Hoskinson genera polémica con la ley CLARITY, sugiriendo la existencia de ganadores y perdedores ocultos en el debate regulatorio de criptomonedas.
Las tensiones políticas sobre criptomonedas se han intensificado nuevamente, tras comentarios agudos del fundador de Cardano, Charles Hoskinson, ampliamente considerados como un desafío directo al CEO de Ripple, Brad Garlinghouse, lo que ha generado un nuevo debate y ha impulsado el avance de la ley CLARITY.
Como señaló la analista de mercado Diana, Charles Hoskinson recientemente utilizó la entrevista de Crypto.com para cuestionar la forma en que se están desarrollando las regulaciones de criptomonedas y a quién realmente sirven estas regulaciones.
Sobre la ley CLARITY, advirtió que, aunque la ley promete proporcionar estructura, finalmente podría inclinar el campo de juego a favor de los participantes establecidos, dificultando que los proyectos de blockchain emergentes compitan con ellos.
Charles Hoskinson señaló que ignoraron aspectos más importantes, ya que, bajo una interpretación más estricta, activos como Ethereum, XRP y Cardano (ADA) podrían clasificarse como valores.
Él cree que el rápido crecimiento inicial de las criptomonedas se debió en gran medida al entorno regulatorio gris, que brindó a las redes de criptomonedas líderes suficiente tiempo para expandirse y consolidar su posición. Hoy, con la收紧 de las normas, advierte que este cambio podría consolidar esas ventajas iniciales y elevar los umbrales para que los proyectos emergentes compitan.
Hoskinson desencadena un nuevo debate sobre Ripple, advirtiendo que la Ley CLARITY podría agravar el desequilibrio de poder a largo plazo en el sector de las criptomonedas.

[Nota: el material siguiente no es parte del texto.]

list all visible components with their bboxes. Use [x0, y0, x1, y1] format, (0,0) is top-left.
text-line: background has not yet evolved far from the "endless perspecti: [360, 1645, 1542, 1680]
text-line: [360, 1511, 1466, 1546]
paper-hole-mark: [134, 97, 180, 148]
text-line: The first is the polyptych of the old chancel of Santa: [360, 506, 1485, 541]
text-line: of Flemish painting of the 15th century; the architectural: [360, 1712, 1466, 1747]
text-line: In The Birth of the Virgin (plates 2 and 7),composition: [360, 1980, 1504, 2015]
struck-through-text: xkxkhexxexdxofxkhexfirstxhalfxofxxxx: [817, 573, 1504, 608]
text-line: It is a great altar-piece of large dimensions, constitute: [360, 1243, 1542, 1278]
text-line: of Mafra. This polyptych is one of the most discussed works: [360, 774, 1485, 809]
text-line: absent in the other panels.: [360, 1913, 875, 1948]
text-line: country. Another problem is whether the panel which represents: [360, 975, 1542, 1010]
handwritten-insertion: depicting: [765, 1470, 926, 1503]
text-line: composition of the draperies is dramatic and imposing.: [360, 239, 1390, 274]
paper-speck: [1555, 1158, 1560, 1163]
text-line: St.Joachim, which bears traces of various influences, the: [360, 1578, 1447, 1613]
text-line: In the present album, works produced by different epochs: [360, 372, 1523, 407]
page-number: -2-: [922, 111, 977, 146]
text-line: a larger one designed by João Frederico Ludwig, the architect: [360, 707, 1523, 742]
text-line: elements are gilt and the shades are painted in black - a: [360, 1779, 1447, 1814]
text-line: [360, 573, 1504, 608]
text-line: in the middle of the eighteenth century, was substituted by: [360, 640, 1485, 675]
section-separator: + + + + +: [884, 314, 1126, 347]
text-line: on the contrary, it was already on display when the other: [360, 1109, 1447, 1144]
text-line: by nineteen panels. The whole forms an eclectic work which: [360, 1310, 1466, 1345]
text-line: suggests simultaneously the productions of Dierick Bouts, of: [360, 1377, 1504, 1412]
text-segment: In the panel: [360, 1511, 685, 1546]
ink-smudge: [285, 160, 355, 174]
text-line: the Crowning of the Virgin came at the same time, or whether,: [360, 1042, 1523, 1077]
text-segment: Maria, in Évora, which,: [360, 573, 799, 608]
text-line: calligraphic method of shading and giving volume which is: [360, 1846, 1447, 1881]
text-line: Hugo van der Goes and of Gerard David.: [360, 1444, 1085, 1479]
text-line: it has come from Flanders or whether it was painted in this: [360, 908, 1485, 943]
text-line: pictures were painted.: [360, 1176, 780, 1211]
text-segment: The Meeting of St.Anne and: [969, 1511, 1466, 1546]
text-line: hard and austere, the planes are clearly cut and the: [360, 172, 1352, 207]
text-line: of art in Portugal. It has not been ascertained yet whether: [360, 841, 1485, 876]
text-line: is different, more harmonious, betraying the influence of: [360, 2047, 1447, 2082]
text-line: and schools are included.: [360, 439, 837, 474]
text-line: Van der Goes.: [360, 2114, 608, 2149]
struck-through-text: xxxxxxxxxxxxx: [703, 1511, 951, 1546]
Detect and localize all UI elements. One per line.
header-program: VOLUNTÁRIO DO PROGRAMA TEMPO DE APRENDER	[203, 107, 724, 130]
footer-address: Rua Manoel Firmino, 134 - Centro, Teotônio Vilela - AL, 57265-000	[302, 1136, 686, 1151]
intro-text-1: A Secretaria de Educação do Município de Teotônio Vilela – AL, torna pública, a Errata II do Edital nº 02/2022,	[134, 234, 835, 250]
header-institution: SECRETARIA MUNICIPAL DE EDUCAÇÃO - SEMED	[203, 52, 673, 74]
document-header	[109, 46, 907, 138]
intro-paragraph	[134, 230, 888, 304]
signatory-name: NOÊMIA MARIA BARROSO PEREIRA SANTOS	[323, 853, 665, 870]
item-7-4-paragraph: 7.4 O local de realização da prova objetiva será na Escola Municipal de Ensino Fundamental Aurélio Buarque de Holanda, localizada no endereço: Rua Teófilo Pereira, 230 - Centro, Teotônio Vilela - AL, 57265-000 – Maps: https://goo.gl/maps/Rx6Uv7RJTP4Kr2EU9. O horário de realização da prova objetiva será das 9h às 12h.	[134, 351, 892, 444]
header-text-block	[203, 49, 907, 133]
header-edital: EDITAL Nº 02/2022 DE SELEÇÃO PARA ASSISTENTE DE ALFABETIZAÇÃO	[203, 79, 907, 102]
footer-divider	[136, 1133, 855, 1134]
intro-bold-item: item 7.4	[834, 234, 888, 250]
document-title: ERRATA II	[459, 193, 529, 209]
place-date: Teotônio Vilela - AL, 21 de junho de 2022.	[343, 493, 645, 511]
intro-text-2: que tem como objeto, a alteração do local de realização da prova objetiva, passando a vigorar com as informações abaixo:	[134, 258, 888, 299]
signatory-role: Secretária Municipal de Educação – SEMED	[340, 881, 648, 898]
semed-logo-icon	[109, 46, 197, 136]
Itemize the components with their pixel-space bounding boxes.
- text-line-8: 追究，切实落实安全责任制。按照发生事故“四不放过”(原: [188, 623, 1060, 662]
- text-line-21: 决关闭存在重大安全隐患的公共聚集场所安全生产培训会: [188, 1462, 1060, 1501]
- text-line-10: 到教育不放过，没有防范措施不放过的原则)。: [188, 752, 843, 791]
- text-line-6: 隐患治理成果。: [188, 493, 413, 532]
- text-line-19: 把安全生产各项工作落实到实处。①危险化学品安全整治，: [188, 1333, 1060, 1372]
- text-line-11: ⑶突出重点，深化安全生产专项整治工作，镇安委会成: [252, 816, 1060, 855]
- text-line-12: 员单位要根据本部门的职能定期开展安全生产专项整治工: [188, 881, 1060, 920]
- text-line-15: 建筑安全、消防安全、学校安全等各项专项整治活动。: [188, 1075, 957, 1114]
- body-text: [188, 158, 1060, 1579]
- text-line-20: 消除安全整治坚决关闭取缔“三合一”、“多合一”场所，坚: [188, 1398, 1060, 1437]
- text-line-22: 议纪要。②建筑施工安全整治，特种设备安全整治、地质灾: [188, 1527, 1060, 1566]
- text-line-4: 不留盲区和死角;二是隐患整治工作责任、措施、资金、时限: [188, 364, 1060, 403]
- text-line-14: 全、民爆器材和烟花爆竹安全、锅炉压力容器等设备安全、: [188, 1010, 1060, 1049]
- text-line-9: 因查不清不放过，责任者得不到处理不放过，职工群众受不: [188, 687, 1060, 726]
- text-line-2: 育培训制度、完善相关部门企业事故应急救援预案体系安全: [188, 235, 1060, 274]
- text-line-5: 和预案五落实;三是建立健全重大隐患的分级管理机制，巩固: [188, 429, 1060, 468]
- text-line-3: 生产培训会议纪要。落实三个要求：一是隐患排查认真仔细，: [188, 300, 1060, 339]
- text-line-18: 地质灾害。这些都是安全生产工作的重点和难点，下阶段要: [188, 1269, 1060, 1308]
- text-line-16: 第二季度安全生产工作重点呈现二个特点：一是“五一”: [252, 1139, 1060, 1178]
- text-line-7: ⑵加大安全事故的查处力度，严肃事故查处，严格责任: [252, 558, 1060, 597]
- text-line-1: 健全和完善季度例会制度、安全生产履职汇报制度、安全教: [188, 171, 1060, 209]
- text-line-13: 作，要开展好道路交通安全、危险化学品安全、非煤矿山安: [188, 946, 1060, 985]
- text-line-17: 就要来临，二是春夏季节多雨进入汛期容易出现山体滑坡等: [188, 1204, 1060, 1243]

Charles Hoskinson fue implacable al hablar sobre las dinámicas de lobbying en criptomonedas. Para muchos, esto fue un ataque contundente contra Brad Garlinghouse, cuando dijo:
Si solo estoy luchando por mis propios derechos... este proyecto de ley no es perfecto, pero debemos hacerlo pasar. Sabes, como algunas personas.
Por lo tanto, Hoskinson cree que apoyar la Ley CLARITY podría no estar impulsado por el progreso de toda la industria, sino por los intereses estratégicos de los principales participantes.
También advirtió que una legislación defectuosa podría generar consecuencias más allá de su intención original. Una vez establecido el marco regulatorio, es casi imposible revertirlo. “Si apruebas esta ley, no podrás cambiarla”, advirtió Hoskins, señalando que reglas rígidas podrían utilizarse en el futuro para excluir a nuevos entrantes y consolidar la posición de los primeros en el mercado.
Esta no es la primera vez que Charles Hoskinson dirige sus críticas hacia la dirección de Ripple y toda la comunidad XRP.
Él argumentó recientemente que los titulares de XRP carecen de derechos legales sobre ellos.Los activos más amplios de Ripple y expresó preocupación por la excesiva concentración de la oferta de XRP bajo el control de la empresa.
También describió a XRP como "el gigante durmiente" en el ámbito de las finanzas descentralizadas, lo que indica que su potencial aún no se ha aprovechado plenamente.
Estos comentarios más recientes intensifican el acalorado debate sobre la regulación de las criptomonedas, destacando la importancia de las decisiones políticas que podrían determinar quién florecerá en la próxima fase de la industria y quién enfrentará dificultades.